There’s unrestrained power coursing by ‘Heavy Heavy’, the fourth album from Scottish trio Younger Fathers. The quite a few types that fill their sonic smorgasbord – soul, pop, rock, hip-hop, noise – match collectively neatly right here just like the items of a puzzle; the band by no means as soon as sounding disjointed when one sound offers approach to the following, typically throughout the similar monitor. In an identical vein to their earlier materials, the listener is shortly swept alongside on the Mercury Prize-winning band’s newest darkish and dense pop journey that achieves what many artists in the end aspire to: creating after which honing a sound solely of their very own making.
Ambiguous lyrics comparable to “fill these boots to really feel my soul and say, ‘Purchase extra medicine to really feel that love once more’ / Kill them sluggish, they reap I sow, amen” fill the file’s frenetic opener ‘Rice’, and in reality seek advice from the goldminers who’re destroying pure assets in Africa and the people who find themselves pressured into this type of labour.

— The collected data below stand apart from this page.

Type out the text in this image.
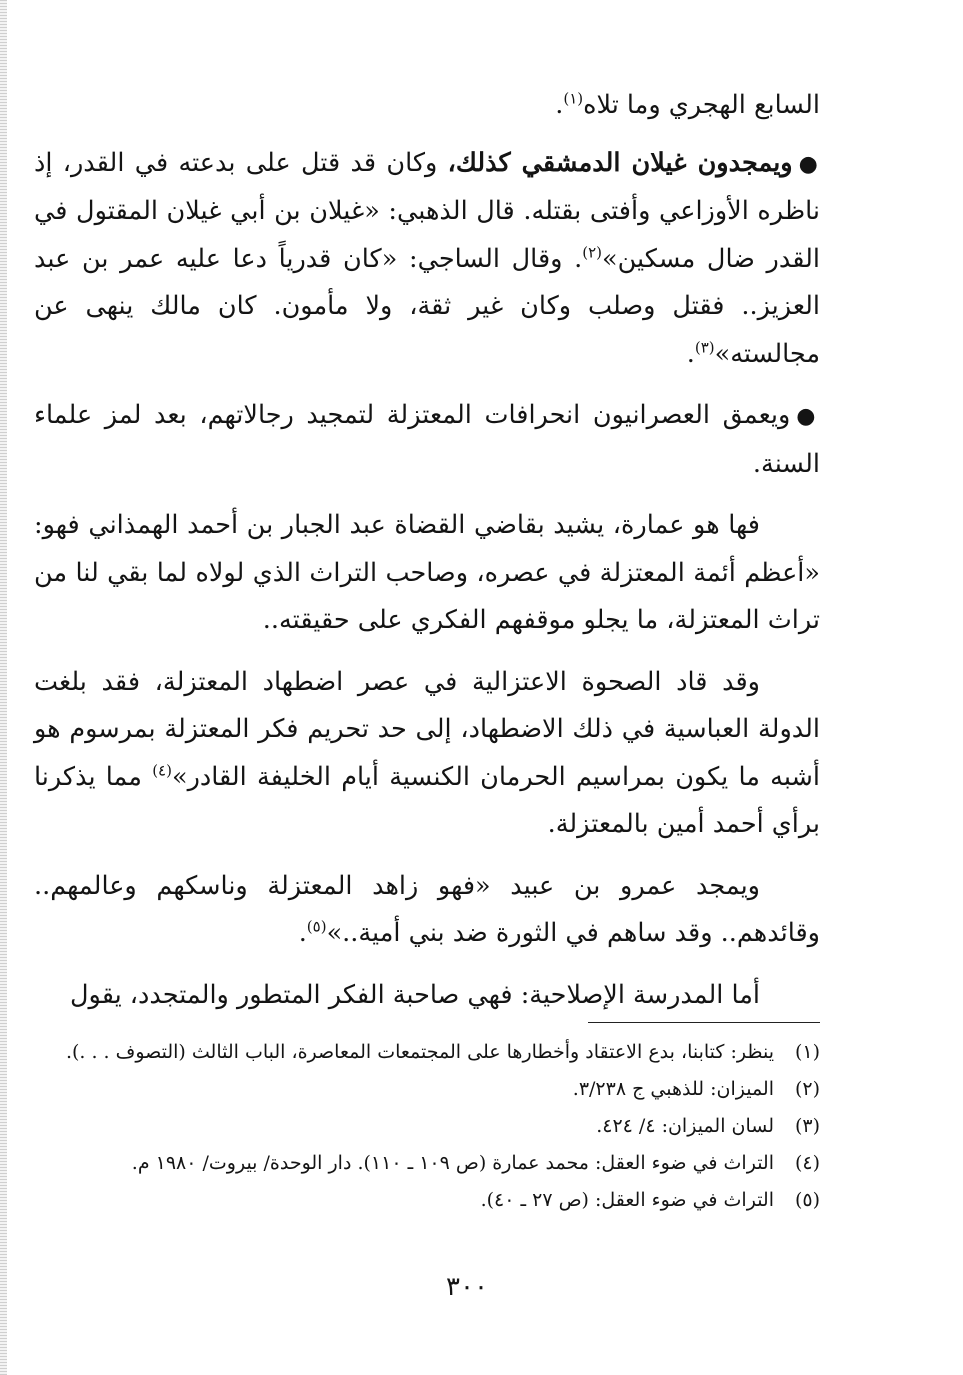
السابع الهجري وما تلاه$^{(١)}$.

●ويمجدون غيلان الدمشقي كذلك، وكان قد قتل على بدعته في القدر، إذ ناظره الأوزاعي وأفتى بقتله. قال الذهبي: «غيلان بن أبي غيلان المقتول في القدر ضال مسكين»$^{(٢)}$. وقال الساجي: «كان قدرياً دعا عليه عمر بن عبد العزيز.. فقتل وصلب وكان غير ثقة، ولا مأمون. كان مالك ينهى عن مجالسته»$^{(٣)}$.

●ويعمق العصرانيون انحرافات المعتزلة لتمجيد رجالاتهم، بعد لمز علماء السنة.

فها هو عمارة، يشيد بقاضي القضاة عبد الجبار بن أحمد الهمذاني فهو: «أعظم أئمة المعتزلة في عصره، وصاحب التراث الذي لولاه لما بقي لنا من تراث المعتزلة، ما يجلو موقفهم الفكري على حقيقته..

وقد قاد الصحوة الاعتزالية في عصر اضطهاد المعتزلة، فقد بلغت الدولة العباسية في ذلك الاضطهاد، إلى حد تحريم فكر المعتزلة بمرسوم هو أشبه ما يكون بمراسيم الحرمان الكنسية أيام الخليفة القادر»$^{(٤)}$ مما يذكرنا برأي أحمد أمين بالمعتزلة.

ويمجد عمرو بن عبيد «فهو زاهد المعتزلة وناسكهم وعالمهم.. وقائدهم.. وقد ساهم في الثورة ضد بني أمية..»$^{(٥)}$.

أما المدرسة الإصلاحية: فهي صاحبة الفكر المتطور والمتجدد، يقول

(١)
ينظر: كتابنا، بدع الاعتقاد وأخطارها على المجتمعات المعاصرة، الباب الثالث (التصوف . . .).
(٢)
الميزان: للذهبي ج ٣/٢٣٨.
(٣)
لسان الميزان: ٤/ ٤٢٤.
(٤)
التراث في ضوء العقل: محمد عمارة (ص ١٠٩ ـ ١١٠). دار الوحدة/ بيروت/ ١٩٨٠ م.
(٥)
التراث في ضوء العقل: (ص ٢٧ ـ ٤٠).
٣٠٠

It’s a mark of the band’s sturdy songwriting nous that such politicised lyrics are subtly imbued throughout a mission that also manages to be equal elements anthemic and infectious.
Dizzying songs like ‘I Noticed’, which options skittish drums and heavy bass, flip traces so simple as “brush your tooth, wash your face, run away” into hypnotising mantras, whereas pleading chants of “please” on the attractive, reverb-soaked ‘Geronimo’ are stretched till it appears like a caught vinyl skipping.
The pacing of this 10-track file brings a welcome sense of cohesion. ‘Inform Any individual’, an initially softer and melancholic monitor, is deftly positioned between the fiery ‘Drum’ and the aforementioned ‘Geronimo’. Then there’s the pensive ‘Ululation’ – a surreal track in its personal proper that progressively ascends in direction of euphoric heights – which serves as a essential palate cleanser amid the pop-punk-rap hybrid the band have made their very own since their 2011 mixtape debut ‘Tape One’.
‘Heavy Heavy’ is a passionate, soulful and infrequently mesmerising work that can stick round gone the primary pay attention. Succinct and underpinned by a catchy melodic construction, it continues Younger Fathers’ peerless run of singular albums and additional cements them as one of many extra distinctive acts to exist in the present day. As epitomised by the euphoria they evoke with the chord and tempo shifts heard on the album’s nearer ‘Be Your Girl’, there merely is nobody else like Younger Fathers.